Well, it *can* be hit in real life. If you have a system which auto
mounts USB sticks, then an attacker might be able to weaponize that
bug by creating a USB stick where mounted and the user opens a
particular file, the buffer overrun causes code to be executed that
grabs the user's credentials (e.g., ssh-agent keys, OATH creds, etc.)
and exfiltrates them to a collection server.
Fedora and Chrome OS might be two such platforms where someone could
very easily create a weaponized exploit tool where you could insert a
file system buffer overrun bug, and "hey presto!" it becomes a serious
zero day vulnerability.
(I recently suggested to a security researcher who was concerned that
file system developers weren't taking these sorts of things seriously
enough could do a service to the community by creating a demonstration
about how these sorts of bugs can be weaponized. And I suspect it
could be about just as easily on Chrome OS as Fedora, and that can be
one way that an argument could be made to management that more
resources should be applied to this problem. :-)
Of course, not all bugs triggered by a maliciously crafted file system
are equally weaponizable. An errors=panic or a NULL derefrence are
probably not easily exploitable at all. A buffer overrun (and I fixed
two in ext4 in the last two days while being stuck in a T13 standards
meeting, so I do feel your pain) might be a very different story.
Solutions
---------
One of the things I've wanted to get help from the syzbot folks is if
there was some kind of machine learning or expert system evaluation
that could be done so malicious image bugs could be binned into
different categories, based on how easily they can be weaponized.

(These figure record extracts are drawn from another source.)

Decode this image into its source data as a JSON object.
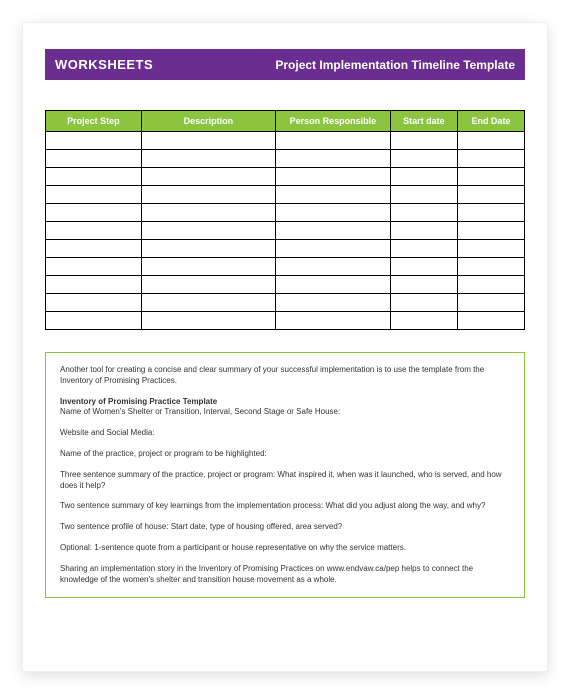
{
  "header": {
    "left": "WORKSHEETS",
    "right": "Project Implementation Timeline Template"
  },
  "table": {
    "columns": [
      "Project Step",
      "Description",
      "Person Responsible",
      "Start date",
      "End Date"
    ],
    "row_count": 11,
    "header_bg": "#8bc53f",
    "header_text_color": "#ffffff",
    "border_color": "#000000"
  },
  "info": {
    "p1": "Another tool for creating a concise and clear summary of your successful implementation is to use the template from the Inventory of Promising Practices.",
    "sub_title": "Inventory of Promising Practice Template",
    "p2": "Name of Women's Shelter or Transition, Interval, Second Stage or Safe House:",
    "p3": "Website and Social Media:",
    "p4": "Name of the practice, project or program to be highlighted:",
    "p5": "Three sentence summary of the practice, project or program: What inspired it, when was it launched, who is served, and how does it help?",
    "p6": "Two sentence summary of key learnings from the implementation process: What did you adjust along the way, and why?",
    "p7": "Two sentence profile of house: Start date, type of housing offered, area served?",
    "p8": "Optional: 1-sentence quote from a participant or house representative on why the service matters.",
    "p9": "Sharing an implementation story in the Inventory of Promising Practices on www.endvaw.ca/pep helps to connect the knowledge of the women's shelter and transition house movement as a whole."
  },
  "colors": {
    "header_bar": "#6a2e91",
    "accent": "#8bc53f",
    "page_bg": "#ffffff"
  }
}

That way, when there is a resource shortage situation, humans can be
more easily guided into detremining which bugs should be prioritized
and given attention, and which we can defer to when we have more time.

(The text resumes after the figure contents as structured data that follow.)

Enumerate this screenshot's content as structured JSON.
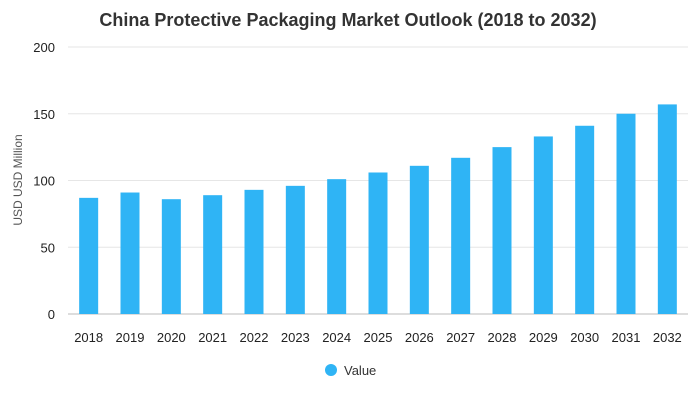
{
  "chart_data": {
    "type": "bar",
    "title": "China Protective Packaging Market Outlook (2018 to 2032)",
    "ylabel": "USD USD Million",
    "xlabel": "",
    "categories": [
      "2018",
      "2019",
      "2020",
      "2021",
      "2022",
      "2023",
      "2024",
      "2025",
      "2026",
      "2027",
      "2028",
      "2029",
      "2030",
      "2031",
      "2032"
    ],
    "series": [
      {
        "name": "Value",
        "color": "#2fb4f5",
        "values": [
          87,
          91,
          86,
          89,
          93,
          96,
          101,
          106,
          111,
          117,
          125,
          133,
          141,
          150,
          157
        ]
      }
    ],
    "ylim": [
      0,
      200
    ],
    "yticks": [
      0,
      50,
      100,
      150,
      200
    ],
    "grid": true,
    "legend_position": "bottom-center"
  }
}
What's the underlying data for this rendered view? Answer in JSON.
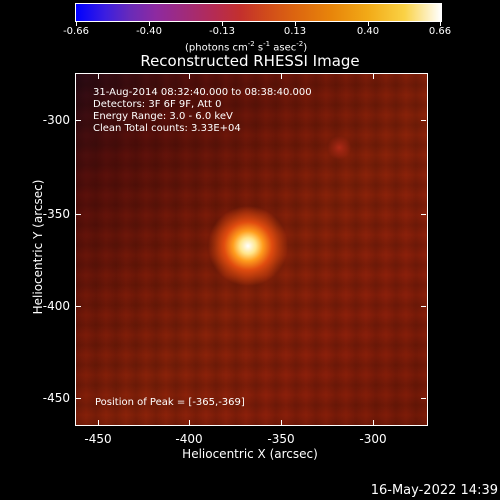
{
  "colorbar": {
    "ticks": [
      "-0.66",
      "-0.40",
      "-0.13",
      "0.13",
      "0.40",
      "0.66"
    ],
    "units_text": "(photons cm",
    "units_exp1": "-2",
    "units_mid": " s",
    "units_exp2": "-1",
    "units_mid2": " asec",
    "units_exp3": "-2",
    "units_end": ")"
  },
  "title": "Reconstructed RHESSI Image",
  "info": {
    "line1": "31-Aug-2014 08:32:40.000 to 08:38:40.000",
    "line2": "Detectors: 3F 6F 9F, Att 0",
    "line3": "Energy Range: 3.0 - 6.0 keV",
    "line4": "Clean     Total counts: 3.33E+04",
    "peak": "Position of Peak = [-365,-369]"
  },
  "axes": {
    "x_label": "Heliocentric X (arcsec)",
    "y_label": "Heliocentric Y (arcsec)",
    "x_ticks": [
      "-450",
      "-400",
      "-350",
      "-300"
    ],
    "y_ticks": [
      "-300",
      "-350",
      "-400",
      "-450"
    ]
  },
  "timestamp": "16-May-2022 14:39"
}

Or maybe it would be useful if there was a way where maintainers could
be able to annotate bugs with priority and severity levels, and maybe
make comments that can be viewed from the Syzbot dashboard UI.

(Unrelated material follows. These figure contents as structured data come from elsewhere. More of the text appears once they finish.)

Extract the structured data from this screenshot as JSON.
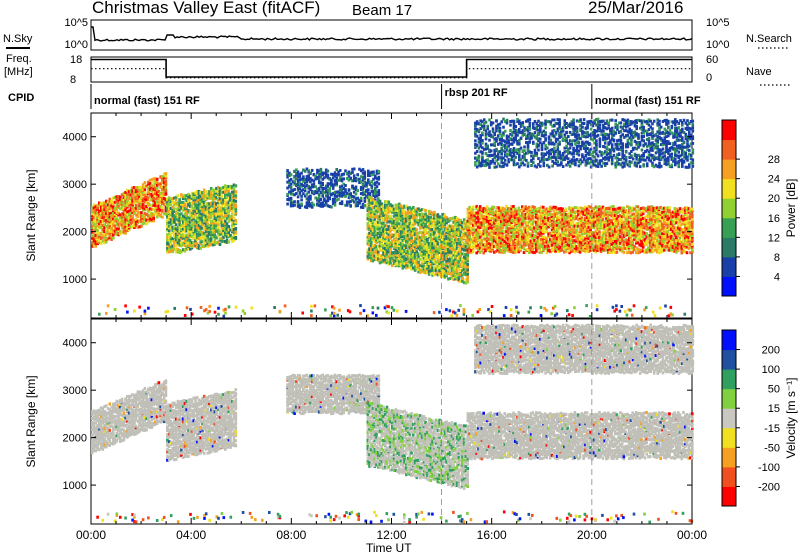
{
  "header": {
    "title": "Christmas Valley East (fitACF)",
    "beam": "Beam 17",
    "date": "25/Mar/2016"
  },
  "strips": {
    "nsky_label": "N.Sky",
    "nsky_ticks": [
      "10^5",
      "10^0"
    ],
    "nsearch_label": "N.Search",
    "nsearch_ticks": [
      "10^5",
      "10^0"
    ],
    "freq_label": "Freq.",
    "freq_unit": "[MHz]",
    "freq_ticks": [
      "18",
      "8"
    ],
    "nave_label": "Nave",
    "nave_ticks": [
      "60",
      "0"
    ],
    "cpid_label": "CPID",
    "cpid_segments": [
      {
        "label": "normal (fast) 151 RF",
        "start_h": 0,
        "end_h": 14
      },
      {
        "label": "rbsp 201 RF",
        "start_h": 14,
        "end_h": 20
      },
      {
        "label": "normal (fast) 151 RF",
        "start_h": 20,
        "end_h": 24
      }
    ],
    "freq_mhz": [
      {
        "start_h": 0,
        "end_h": 3,
        "value": 17
      },
      {
        "start_h": 3,
        "end_h": 15,
        "value": 10
      },
      {
        "start_h": 15,
        "end_h": 24,
        "value": 17
      }
    ],
    "nave": [
      {
        "start_h": 0,
        "end_h": 3,
        "value": 32
      },
      {
        "start_h": 3,
        "end_h": 15,
        "value": 10
      },
      {
        "start_h": 15,
        "end_h": 24,
        "value": 32
      }
    ]
  },
  "chart_data": [
    {
      "type": "heatmap",
      "parameter": "Power",
      "ylabel": "Slant Range [km]",
      "xlabel": "Time UT",
      "xlim_hours": [
        0,
        24
      ],
      "ylim_km": [
        180,
        4500
      ],
      "yticks": [
        "1000",
        "2000",
        "3000",
        "4000"
      ],
      "colorbar": {
        "label": "Power [dB]",
        "ticks": [
          "4",
          "8",
          "12",
          "16",
          "20",
          "24",
          "28"
        ],
        "range": [
          0,
          30
        ],
        "colors": [
          "#0010ff",
          "#1840a8",
          "#2a7a66",
          "#38a055",
          "#90d030",
          "#f0e020",
          "#f5a020",
          "#f06020",
          "#ff0000"
        ]
      },
      "regions": [
        {
          "t0": 0.0,
          "t1": 3.0,
          "r0": 1650,
          "r1": 2500,
          "rise_km": 700,
          "level": "strong"
        },
        {
          "t0": 3.0,
          "t1": 5.8,
          "r0": 1500,
          "r1": 2700,
          "rise_km": 300,
          "level": "moderate"
        },
        {
          "t0": 7.8,
          "t1": 11.5,
          "r0": 2500,
          "r1": 3300,
          "rise_km": 0,
          "level": "weak"
        },
        {
          "t0": 11.0,
          "t1": 15.0,
          "r0": 1400,
          "r1": 2700,
          "rise_km": -500,
          "level": "moderate"
        },
        {
          "t0": 15.0,
          "t1": 24.0,
          "r0": 1550,
          "r1": 2500,
          "rise_km": 0,
          "level": "strong"
        },
        {
          "t0": 15.3,
          "t1": 24.0,
          "r0": 3350,
          "r1": 4350,
          "rise_km": 0,
          "level": "weak"
        },
        {
          "t0": 0.0,
          "t1": 24.0,
          "r0": 180,
          "r1": 420,
          "rise_km": 0,
          "level": "noise"
        }
      ]
    },
    {
      "type": "heatmap",
      "parameter": "Velocity",
      "ylabel": "Slant Range [km]",
      "xlabel": "Time UT",
      "xlim_hours": [
        0,
        24
      ],
      "ylim_km": [
        180,
        4500
      ],
      "yticks": [
        "1000",
        "2000",
        "3000",
        "4000"
      ],
      "xticks": [
        "00:00",
        "04:00",
        "08:00",
        "12:00",
        "16:00",
        "20:00",
        "00:00"
      ],
      "colorbar": {
        "label": "Velocity [m s⁻¹]",
        "ticks": [
          "200",
          "100",
          "50",
          "15",
          "-15",
          "-50",
          "-100",
          "-200"
        ],
        "range": [
          -250,
          250
        ],
        "colors": [
          "#ff0000",
          "#f05020",
          "#f5a020",
          "#f0e020",
          "#c8c8c0",
          "#80d040",
          "#30a060",
          "#2050a0",
          "#0010ff"
        ]
      },
      "ground_scatter_color": "#c0c0b8",
      "regions": [
        {
          "t0": 0.0,
          "t1": 3.0,
          "r0": 1650,
          "r1": 2500,
          "rise_km": 700,
          "level": "gs"
        },
        {
          "t0": 3.0,
          "t1": 5.8,
          "r0": 1500,
          "r1": 2700,
          "rise_km": 300,
          "level": "gs"
        },
        {
          "t0": 7.8,
          "t1": 11.5,
          "r0": 2500,
          "r1": 3300,
          "rise_km": 0,
          "level": "gs"
        },
        {
          "t0": 11.0,
          "t1": 15.0,
          "r0": 1400,
          "r1": 2700,
          "rise_km": -500,
          "level": "mixed"
        },
        {
          "t0": 15.0,
          "t1": 24.0,
          "r0": 1550,
          "r1": 2500,
          "rise_km": 0,
          "level": "gs"
        },
        {
          "t0": 15.3,
          "t1": 24.0,
          "r0": 3350,
          "r1": 4350,
          "rise_km": 0,
          "level": "gs"
        },
        {
          "t0": 0.0,
          "t1": 24.0,
          "r0": 180,
          "r1": 420,
          "rise_km": 0,
          "level": "noise"
        }
      ]
    }
  ]
}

The other thing that perhaps could be done is to set up a system where
the USB stick is automounted in a guest VM (using libvirt in Fedora,
and perhaps Crostini for Chrome OS), and the contents of the file
system would then get exported from the guest OS to the host OS using
either NFS or 9P. (9P2000.u is the solution that was used in
gVisor[1].)
[1] https://github.com/google/gvisor
It could be that putting this kind of security layer in front to
automounted USB sticks is less work than playing whack-a-mole fixing a
lot of security bugs with maliciously crafted file systems.